Johnson, standing with Kerry at twin lecterns, uncrossed his arms and adopted a look of modesty, interjecting: “Phew. Just stop that.”
Then Kerry sidled closer to Johnson and told him, with a wry smile, “It’s called diplomacy.”
As the exchange illustrated, the first bilateral meeting between Kerry and Johnson and the latter’s first news conference as foreign secretary was a friendly but occasionally awkward affair.
Their approaches could not be more different. Johnson, with his messy blond hair, made his opening remarks from notes. The tall and silver-coiffed Kerry spoke mostly extemporaneously, an experienced hand at answering questions.
At times, Kerry sounded like an instructor to the neophyte diplomat. He went out of his way to recite a long, sober list of crises and challenges before them, including the war in Syria, international terrorism and complex trade deals.
He gave the impression that he was addressing Johnson as much as the world, almost as if he were trying to exhort his counterpart to act less like Shakespeare’s wayward Prince Hal and more like the responsible and capable Henry V.
Johnson’s initial forays into international politics — a meeting Monday with E.U. officials in Brussels and talks Tuesday in London with Kerry and European diplomats on Syria and Yemen — are viewed as a partial charm offensive. Everywhere he goes, he is trying to undo the damage wrought by his previous verbal excesses.
Those mocking remarks continue to dog Johnson. He said last week that the United States will be “in the front of the queue” for an apology from him, after earlier saying that President Obama’s “part-Kenyan” heritage gives him an “ancestral dislike of the British Empire.” He also has compared Hillary Clinton, the presumptive Democratic presidential nominee, to “a sadistic nurse in a mental hospital.”
Johnson bristled when asked whether he wanted to take back his remarks about Obama and Clinton.
“I am afraid there is such a rich thesaurus of things that I have said that have been, one way or another, through what alchemy I do not know, somehow misconstrued, that it would really take me too long to engage in a full global itinerary of apology to all concerned,” he said. “I think most people who read these things in their proper context can see exactly what was intended. Everybody I’ve met in the job so far understands that, particularly on the international scene.”
Kerry, who winced when a reporter spoke of Johnson’s “outright lies,” seemed unsure how to respond when asked whether he had met anyone like Johnson before. “With respect to my colleague now,” he started, “let me say, I served 28 years in the United States Senate, a year and a half, two years as lieutenant governor. I was a prosecutor for many years. I ran for president of the United States, and now I have been secretary of state for 3½ years. I have met everybody in the world like Boris Johnson. Or not. I don’t know what you mean by ‘like’ Boris Johnson.”

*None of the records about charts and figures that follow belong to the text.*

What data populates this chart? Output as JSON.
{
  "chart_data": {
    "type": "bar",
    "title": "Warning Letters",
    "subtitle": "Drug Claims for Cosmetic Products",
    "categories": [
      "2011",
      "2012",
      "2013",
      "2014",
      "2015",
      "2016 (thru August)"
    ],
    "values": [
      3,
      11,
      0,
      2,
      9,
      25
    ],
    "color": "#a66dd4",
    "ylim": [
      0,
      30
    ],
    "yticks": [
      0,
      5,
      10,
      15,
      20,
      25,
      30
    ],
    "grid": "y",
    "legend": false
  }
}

There are indications that Johnson is acting with more decorum since assuming his new post. In his meeting in Brussels with the E.U.’s Foreign Affairs Council, Johnson delivered the message that Britain’s decision to leave the E.U. — as it voted to do last month — did not mean it was abandoning Europe.
There are also indications that Johnson’s views are changing. Before being appointed foreign secretary, he wrote in a column in the Telegraph newspaper that cooperation with Syrian President Bashar al-Assad and Russian President Vladimir Putin was needed to fight the Islamic State militant group in Syria.
He took another tack Tuesday before meeting with Kerry and European foreign ministers. “I will be making clear my view that the suffering of the Syrian people will not end while Assad remains in power,” he said in advance remarks released by his office. “The international community, including Russia, must be united.”
Kerry, in turn, quoted Winston Churchill’s assertion that much can be achieved in tough times by Britain and the United States working together.
Kerry said the United States would help Britain and the E.U. make a smooth break.
“In that spirit, I returned to London today to reaffirm our special, unbreakable ties between the United States and Britain,” he said. “It’s clear no shift in administrations, and I’m speaking for the United States, is going to alter the bonds we have.”